New Housemark research reveals £880m efficiency opportunity for social housing

Social housing providers could unlock £880 million in financial headroom by improving efficiency and maximising value from within their businesses, according to new research by Housemark.
The findings, released at the National Housing Federation Finance Conference 2025, highlight significant cost-saving opportunities that could support more repairs, new homes, and better tenant services at a time of increasing financial pressure.
Housemark’s analysis shows that if all social landlords operated at top-quartile efficiency levels based on an analysis of C1 graded high performing organisations, the sector could reinvest an estimated £880m back into stock improvements and new developments. This would be enough to fund 4.4m additional responsive repairs, 20,000 customer engagement specialists to improve tenant services, or 4,500 new homes to help tackle the housing shortage.
Housemark’s cost benchmarking, comparative analysis highlights large variations in cost per unit across the sector, showing that some landlords are successfully delivering high satisfaction at lower cost. The highest-cost landlords are spending significantly more per unit than their lower-cost peers, without a corresponding increase in service quality.
Stock location and type remain key drivers of costs, but Housemark’s data suggests that operational efficiency plays an even bigger role in financial performance. The best-performing landlords have streamlined operations and optimised resource allocation, demonstrating that it is possible to balance cost control with excellent service delivery.
Landlords with higher employee satisfaction not only see 18% lower costs, but also report 6% higher positive tenant perception and 91% higher operating margins, reinforcing the impact of workforce engagement on financial health.
Despite economic challenges, social housing remains attractive to investors, with £2.6bn in new finance arranged in Q3 2024/25. Bank lending continues to dominate, accounting for 65 percent of new facilities, highlighting the need to balance private investment with public funding.
Compared to banking, commodities, and defence, social housing is a low-risk, low-reward sector, but with strong environmental, social, and governance (ESG) credentials, there is an opportunity to reframe the investment narrative and position social housing as an efficient, well-managed sector that can offer long-term, stable returns.
Housemark’s financial modelling warns that, without action, rising costs will continue to outstrip rental income growth.

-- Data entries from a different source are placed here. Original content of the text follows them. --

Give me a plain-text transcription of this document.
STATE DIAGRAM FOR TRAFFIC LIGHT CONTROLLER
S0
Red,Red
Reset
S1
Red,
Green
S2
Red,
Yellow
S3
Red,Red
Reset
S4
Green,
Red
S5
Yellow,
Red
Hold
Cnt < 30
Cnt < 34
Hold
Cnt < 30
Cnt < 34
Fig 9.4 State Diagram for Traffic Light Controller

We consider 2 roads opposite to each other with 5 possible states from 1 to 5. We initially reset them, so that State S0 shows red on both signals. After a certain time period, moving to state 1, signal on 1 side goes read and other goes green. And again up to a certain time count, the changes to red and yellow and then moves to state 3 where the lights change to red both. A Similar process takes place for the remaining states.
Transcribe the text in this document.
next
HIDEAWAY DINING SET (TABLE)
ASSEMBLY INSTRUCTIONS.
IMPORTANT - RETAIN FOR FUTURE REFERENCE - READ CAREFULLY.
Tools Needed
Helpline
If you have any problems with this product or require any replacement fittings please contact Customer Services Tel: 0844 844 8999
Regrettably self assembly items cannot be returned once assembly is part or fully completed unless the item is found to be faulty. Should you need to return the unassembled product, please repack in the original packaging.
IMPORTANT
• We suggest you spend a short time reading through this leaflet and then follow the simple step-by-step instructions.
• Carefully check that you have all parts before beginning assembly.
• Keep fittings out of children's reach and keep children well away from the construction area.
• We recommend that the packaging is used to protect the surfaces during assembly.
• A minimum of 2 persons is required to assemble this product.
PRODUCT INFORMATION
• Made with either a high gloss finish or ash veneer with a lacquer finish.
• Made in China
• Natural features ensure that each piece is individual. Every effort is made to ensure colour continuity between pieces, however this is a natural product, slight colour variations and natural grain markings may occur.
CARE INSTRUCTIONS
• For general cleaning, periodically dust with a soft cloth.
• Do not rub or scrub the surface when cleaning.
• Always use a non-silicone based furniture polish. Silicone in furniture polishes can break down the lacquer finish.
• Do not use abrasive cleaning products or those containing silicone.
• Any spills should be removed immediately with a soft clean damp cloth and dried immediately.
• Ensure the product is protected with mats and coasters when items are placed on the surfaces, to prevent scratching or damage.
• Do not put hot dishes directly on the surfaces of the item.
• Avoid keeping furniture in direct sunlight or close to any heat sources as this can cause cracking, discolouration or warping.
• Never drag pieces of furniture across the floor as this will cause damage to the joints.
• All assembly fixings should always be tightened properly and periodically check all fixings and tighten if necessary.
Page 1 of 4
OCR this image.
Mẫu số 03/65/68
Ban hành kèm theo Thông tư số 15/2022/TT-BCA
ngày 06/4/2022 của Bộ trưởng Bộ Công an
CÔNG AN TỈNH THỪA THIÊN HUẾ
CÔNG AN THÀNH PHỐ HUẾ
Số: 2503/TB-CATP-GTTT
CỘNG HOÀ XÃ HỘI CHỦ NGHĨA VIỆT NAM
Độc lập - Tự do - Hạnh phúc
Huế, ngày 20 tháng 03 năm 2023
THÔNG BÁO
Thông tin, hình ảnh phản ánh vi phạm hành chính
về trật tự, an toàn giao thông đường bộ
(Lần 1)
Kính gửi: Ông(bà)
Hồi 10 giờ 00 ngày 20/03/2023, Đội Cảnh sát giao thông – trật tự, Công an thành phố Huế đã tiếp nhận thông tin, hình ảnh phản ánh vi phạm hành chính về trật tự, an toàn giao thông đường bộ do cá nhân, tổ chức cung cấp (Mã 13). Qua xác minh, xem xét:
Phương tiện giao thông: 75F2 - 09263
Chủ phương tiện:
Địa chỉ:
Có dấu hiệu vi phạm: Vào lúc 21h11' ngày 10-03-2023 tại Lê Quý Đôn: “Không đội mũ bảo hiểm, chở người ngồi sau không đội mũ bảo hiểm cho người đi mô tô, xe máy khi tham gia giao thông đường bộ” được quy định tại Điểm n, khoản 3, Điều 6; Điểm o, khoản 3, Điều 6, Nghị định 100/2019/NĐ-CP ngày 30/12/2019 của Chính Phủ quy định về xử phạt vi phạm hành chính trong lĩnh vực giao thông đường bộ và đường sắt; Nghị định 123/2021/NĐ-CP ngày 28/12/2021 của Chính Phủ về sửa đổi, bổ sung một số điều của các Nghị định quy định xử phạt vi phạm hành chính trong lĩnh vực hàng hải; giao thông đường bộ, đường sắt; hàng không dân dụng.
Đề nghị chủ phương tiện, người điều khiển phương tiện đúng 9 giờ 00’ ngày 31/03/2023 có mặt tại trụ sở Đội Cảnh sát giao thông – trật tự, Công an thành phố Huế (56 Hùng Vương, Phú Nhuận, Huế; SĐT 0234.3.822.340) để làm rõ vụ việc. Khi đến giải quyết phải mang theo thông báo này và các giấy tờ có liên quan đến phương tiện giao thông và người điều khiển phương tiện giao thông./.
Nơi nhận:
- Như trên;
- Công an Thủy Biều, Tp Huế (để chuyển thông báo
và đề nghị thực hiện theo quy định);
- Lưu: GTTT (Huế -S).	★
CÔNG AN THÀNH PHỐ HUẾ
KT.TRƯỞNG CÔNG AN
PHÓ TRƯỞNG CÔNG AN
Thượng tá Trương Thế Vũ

The report highlights four key priorities for landlords in the coming years:
- Smarter service delivery models that balance cost, compliance, and customer satisfaction
- Better use of technology to drive efficiencies while maintaining high service standards
- More transparency in performance reporting to ensure landlords are accountable to tenants
- Embedding a culture of data driven efficiency where maximising value is central to every business decision
Jonathan Cox, chief data officer at Housemark, said: “Social landlords are facing increasing financial pressures, but our research shows there are real opportunities to create financial headroom without compromising on service. By focusing on value for money, channelling investment, and driving operational efficiencies, the sector can reinvest significant funds to meet housing need and regulatory requirements.
“Now is the time for social landlords to unlock further capacity and improve financial performance, despite economic headwinds. By focusing on efficiency, service quality, and investment-readiness, the sector can build resilience and deliver better outcomes for tenants and communities.”
Key findings from Housemark’s report:
- In 2024, the sector invested £11.4bn in new supply and £3bn in repairs and maintenance over the next 12 months, reflecting a balancing act between new development and maintaining existing homes.
- Greater numbers of social landlords now operate in-house repairs teams, set against a backdrop of greater agility to deal with volume peaks and troughs.
Housemark’s analysis suggests that if all landlords operated as effectively as those with top consumer gradings, an additional 83,000 tenants could be satisfied with their - landlord’s service.
- Operating costs per unit rose by an average of £500 in 2024, with further, though smaller, increases forecasted in 2025.
- Leadership engagement in voids management directly correlates with better satisfaction, reinforcing the need for strong internal cultures to drive performance improvements.